Monitor Jenkins jobs with Datadog
Jenkins is an open source, Java-based continuous integration server that helps organizations build, test, and deploy projects automatically. Jenkins is widely used, having been adopted by organizations like GitHub, Etsy, LinkedIn, and Datadog.
You can set up Jenkins to test and deploy your software projects every time you commit changes, to trigger new builds upon successful completion of other builds, and to run jobs on a regular schedule. With hundreds of plugins, Jenkins supports a wide variety of use cases.
As shown in the out-of-the-box dashboard below, our Datadog plugin will provide more insights into job history and trends than Jenkins’s standard weather reports. You can use the plugin to:
- Set alerts for important build failures
- Identify trends in build durations
- Correlate Jenkins events with performance metrics from other parts of your infrastructure in order to identify and resolve issues
Monitor Jenkins build status in real-time
Once you install the Jenkins-Datadog plugin, Jenkins activities (when a build starts, fails, or succeeds) will start appearing in your Datadog event stream. You will also see what percentage of builds failed within the same job, so that you can quickly spot which jobs are experiencing a higher rate of failure than others.
Remember to blacklist any jobs you don’t want to track by indicating them in your plugin configuration.
Datadog’s Jenkins dashboard gives you a high-level overview of how your jobs are performing. The status widget displays the current status of all jobs that have run in the past day, grouped by success or failure. To explore further, you can also click on the widget to view the jobs that have failed or succeeded in the past day.
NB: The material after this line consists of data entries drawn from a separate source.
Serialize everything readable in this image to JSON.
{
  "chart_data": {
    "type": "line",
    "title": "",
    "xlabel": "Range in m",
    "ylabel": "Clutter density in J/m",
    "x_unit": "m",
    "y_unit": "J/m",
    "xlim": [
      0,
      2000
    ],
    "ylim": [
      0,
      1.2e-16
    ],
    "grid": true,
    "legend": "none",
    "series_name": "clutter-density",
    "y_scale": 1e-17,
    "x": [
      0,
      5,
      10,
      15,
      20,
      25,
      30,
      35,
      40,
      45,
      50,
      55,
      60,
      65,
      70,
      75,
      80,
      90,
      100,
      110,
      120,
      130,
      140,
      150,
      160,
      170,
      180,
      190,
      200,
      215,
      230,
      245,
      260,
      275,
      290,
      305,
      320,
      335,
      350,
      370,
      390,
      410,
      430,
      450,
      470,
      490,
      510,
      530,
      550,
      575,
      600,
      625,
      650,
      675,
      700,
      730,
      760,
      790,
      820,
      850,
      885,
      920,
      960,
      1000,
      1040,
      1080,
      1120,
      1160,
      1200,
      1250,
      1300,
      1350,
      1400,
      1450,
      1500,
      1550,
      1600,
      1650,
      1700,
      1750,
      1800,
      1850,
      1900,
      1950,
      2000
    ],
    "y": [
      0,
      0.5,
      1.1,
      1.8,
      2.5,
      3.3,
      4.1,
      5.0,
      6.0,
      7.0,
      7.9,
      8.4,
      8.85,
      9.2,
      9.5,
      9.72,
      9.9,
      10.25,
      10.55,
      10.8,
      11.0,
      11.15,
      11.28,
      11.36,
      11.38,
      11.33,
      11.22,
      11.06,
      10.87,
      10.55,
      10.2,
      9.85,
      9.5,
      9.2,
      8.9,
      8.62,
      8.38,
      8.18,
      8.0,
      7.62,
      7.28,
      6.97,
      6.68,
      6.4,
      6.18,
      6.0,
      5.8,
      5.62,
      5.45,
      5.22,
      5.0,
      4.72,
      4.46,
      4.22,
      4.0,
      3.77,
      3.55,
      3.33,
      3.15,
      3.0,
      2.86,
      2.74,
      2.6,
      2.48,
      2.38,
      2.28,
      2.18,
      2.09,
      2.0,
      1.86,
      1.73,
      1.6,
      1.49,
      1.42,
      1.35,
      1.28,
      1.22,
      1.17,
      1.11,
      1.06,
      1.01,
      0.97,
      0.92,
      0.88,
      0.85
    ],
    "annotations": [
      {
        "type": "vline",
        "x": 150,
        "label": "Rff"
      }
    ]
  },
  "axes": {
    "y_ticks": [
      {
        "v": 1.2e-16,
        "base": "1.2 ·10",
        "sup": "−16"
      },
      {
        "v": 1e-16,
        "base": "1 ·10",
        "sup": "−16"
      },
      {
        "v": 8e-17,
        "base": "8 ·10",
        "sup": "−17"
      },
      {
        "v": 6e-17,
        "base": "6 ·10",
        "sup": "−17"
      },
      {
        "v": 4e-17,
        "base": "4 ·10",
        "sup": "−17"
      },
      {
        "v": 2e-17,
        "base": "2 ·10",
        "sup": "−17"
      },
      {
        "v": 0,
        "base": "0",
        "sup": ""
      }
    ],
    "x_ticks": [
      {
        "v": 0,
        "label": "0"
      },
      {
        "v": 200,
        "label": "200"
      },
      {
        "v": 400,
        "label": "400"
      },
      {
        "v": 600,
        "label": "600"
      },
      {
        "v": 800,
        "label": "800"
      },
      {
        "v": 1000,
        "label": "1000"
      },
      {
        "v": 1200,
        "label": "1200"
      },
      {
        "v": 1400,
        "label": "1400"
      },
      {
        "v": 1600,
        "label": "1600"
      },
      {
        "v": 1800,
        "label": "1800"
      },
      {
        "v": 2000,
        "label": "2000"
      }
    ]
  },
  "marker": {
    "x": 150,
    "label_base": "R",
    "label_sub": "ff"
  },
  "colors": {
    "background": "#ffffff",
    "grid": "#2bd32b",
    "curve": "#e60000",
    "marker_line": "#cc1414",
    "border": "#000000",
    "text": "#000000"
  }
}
You can also see the proportion of successful vs. failed builds, along with the total number of job runs completed over the past four hours.
Datadog also enables you to correlate Jenkins events with application performance metrics to investigate the root cause of an issue. For example, the screenshot below shows that average CPU on the app servers increased sharply after a Jenkins build was completed and deployed (indicated by the pink bar). Your team can use this information as a starting point to investigate if code changes in the corresponding release may be causing the issue.
Visualize job duration metrics
Every time a build is completed, Datadog’s plugin collects its duration as a metric that you can aggregate by job name or any other tag, and graph over time. In the screenshot below, we can view the average job durations in the past four hours, sorted in decreasing order:
You can also graph and visualize trends in build durations for each job by using Datadog’s
robust_trend() linear regression function, as shown in the screenshot below. This graph indicates which jobs’ durations are trending longer over time, so that you can investigate if there appears to be a problem. If you’re experimenting with changes to your CI pipeline, consulting this graph can help you track the effects of those changes over time.
Use tags to monitor Jenkins jobs
Tags add custom dimensions to your monitoring, so you can focus on what’s important to you right now.
Every Jenkins event, metric, and service check is auto-tagged with
branch (if applicable). You can also enable the optional
node tag in the plugin settings.
You can create custom tags for the name of the application you’re building, your particular team name (e.g.
team=licorice), or any other info that matters to you. For example, if you have multiple jobs that perform nightly builds, you might want to create a descriptive tag that distinguishes them from other types of jobs.